For Charlie, torn between the competing calls of social conscience and friendship, it’s a nightmare. Not least because the FB group was her idea and Josh was the stand-up friend who came to her rescue when she herself was sexually brutalized as a young teenager. 

Of Charlie’s two roommates, Zoey (Michelle Diaz), Leah’s cousin, is the fiery enforcer of “group protocol,” who has no inside voice and is one of those rare people who probably shouldn’t give up smoking. She knows no such ambivalence, countenances no nuanced response. When Charlie struggles, Zoey is remorseless. “Good things don’t count if a bad person did them,” she says definitively. When Leah expresses uncertainties about what happened to her, Zoey pushes her through them towards a public interface, on the grounds that “the system must change” and “it’s our time to win.”  

Piper (the appealing Gabby Bernard), who has taken refuge from heartbreak in art, is more obliquely involved, there to be enlisted as an ally. As stress is upped, she begins to lose her grip; she’s collateral damage on shaky legs. 
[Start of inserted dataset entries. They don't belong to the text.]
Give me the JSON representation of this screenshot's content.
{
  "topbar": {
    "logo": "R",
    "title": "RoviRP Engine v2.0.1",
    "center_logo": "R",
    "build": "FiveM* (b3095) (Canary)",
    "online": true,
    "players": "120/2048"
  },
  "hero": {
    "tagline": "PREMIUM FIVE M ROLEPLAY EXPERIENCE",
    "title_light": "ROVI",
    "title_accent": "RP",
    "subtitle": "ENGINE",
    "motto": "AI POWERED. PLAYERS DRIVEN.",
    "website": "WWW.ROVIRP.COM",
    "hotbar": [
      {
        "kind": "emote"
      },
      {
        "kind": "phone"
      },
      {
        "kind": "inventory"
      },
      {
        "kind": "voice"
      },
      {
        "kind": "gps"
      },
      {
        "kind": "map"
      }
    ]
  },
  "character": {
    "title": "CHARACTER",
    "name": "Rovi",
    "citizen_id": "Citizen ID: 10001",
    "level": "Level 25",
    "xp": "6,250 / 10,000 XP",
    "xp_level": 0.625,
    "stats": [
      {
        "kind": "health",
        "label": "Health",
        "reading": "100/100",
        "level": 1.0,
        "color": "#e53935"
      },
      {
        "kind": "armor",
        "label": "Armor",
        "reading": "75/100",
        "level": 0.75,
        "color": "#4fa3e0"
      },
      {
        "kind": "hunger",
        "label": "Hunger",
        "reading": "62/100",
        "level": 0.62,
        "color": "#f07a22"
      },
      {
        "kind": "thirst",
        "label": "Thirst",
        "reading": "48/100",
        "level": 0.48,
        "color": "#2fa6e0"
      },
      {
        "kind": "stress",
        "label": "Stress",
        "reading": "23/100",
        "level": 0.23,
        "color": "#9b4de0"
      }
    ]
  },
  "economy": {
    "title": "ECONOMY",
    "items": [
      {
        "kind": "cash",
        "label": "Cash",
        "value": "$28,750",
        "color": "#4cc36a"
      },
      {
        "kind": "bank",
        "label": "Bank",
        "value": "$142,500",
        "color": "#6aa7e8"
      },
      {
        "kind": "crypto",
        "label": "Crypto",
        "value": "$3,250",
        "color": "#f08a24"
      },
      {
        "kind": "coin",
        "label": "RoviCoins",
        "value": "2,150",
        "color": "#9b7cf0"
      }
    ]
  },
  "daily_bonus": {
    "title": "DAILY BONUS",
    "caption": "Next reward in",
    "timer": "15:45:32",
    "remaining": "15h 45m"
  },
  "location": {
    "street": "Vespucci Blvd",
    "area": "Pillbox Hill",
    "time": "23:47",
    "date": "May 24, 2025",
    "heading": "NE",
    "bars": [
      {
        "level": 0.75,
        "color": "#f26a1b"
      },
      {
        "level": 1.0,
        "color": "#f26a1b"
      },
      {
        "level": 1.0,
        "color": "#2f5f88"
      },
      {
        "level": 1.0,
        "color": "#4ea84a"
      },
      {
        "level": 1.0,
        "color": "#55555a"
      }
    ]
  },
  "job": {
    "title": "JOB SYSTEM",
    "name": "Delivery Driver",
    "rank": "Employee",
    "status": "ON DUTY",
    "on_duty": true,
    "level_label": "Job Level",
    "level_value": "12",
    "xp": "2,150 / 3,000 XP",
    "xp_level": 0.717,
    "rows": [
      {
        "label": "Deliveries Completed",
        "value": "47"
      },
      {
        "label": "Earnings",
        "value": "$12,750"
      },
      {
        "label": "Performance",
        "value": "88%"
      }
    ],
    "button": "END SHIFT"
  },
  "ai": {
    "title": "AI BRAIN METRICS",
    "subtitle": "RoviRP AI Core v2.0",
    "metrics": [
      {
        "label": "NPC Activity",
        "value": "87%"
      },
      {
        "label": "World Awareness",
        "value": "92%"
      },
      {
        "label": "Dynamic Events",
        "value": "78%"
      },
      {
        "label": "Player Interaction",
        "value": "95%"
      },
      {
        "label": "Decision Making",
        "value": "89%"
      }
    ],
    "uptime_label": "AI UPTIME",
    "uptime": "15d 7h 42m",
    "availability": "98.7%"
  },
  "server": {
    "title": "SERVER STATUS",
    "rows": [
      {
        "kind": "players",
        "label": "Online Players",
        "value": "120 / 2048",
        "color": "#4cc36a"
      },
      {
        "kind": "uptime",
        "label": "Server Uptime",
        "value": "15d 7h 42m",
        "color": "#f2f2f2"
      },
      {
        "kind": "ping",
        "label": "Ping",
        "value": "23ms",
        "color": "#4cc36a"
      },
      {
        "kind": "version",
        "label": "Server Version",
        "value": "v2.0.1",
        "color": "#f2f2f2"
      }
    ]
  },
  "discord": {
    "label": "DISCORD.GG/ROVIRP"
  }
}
Meanwhile, “a storm of sad emojis” rages through social media, gathering force. And the stress fractures widen, dividing a household and a community of friends, upping the stakes. It’s a tense evening of questions and mounting dread: by the end I found I’d been clutching my reading glasses so hard in one hand I’d bent them out of shape.

In wondering about justice, and what that might mean in the forum of instant judgment where musing can’t happen. Tell Us What Happened does treat Leah seriously. How could it not? As McNeil’s performance conveys, she has been traumatized, changed by the experience of sexual assault. Unusually, though, this is a play that’s not really about the victim. It’s about the consequences of sexual assault on other people, and the pursuit of justice, or even some sort of emotional reckoning, in the time of social media.

It takes time, two intermission-less hours, but seems to need its hammering duration to build to a gut-wrenching finale. In a repertoire of foregone conclusions, this new play is impressively fearless.

REVIEW

Tell Us What Happened

Theatre: Workshop West Playwrights Theatre

Written by: Michelle Robb

Directed by: Heather Inglis

Starring: Gabby Bernard, Matt Dejanovic, Michelle Diaz, Bonnie Ings, Jameela McNeil

Where: The Gateway Theatre, 8429 Gateway Blvd.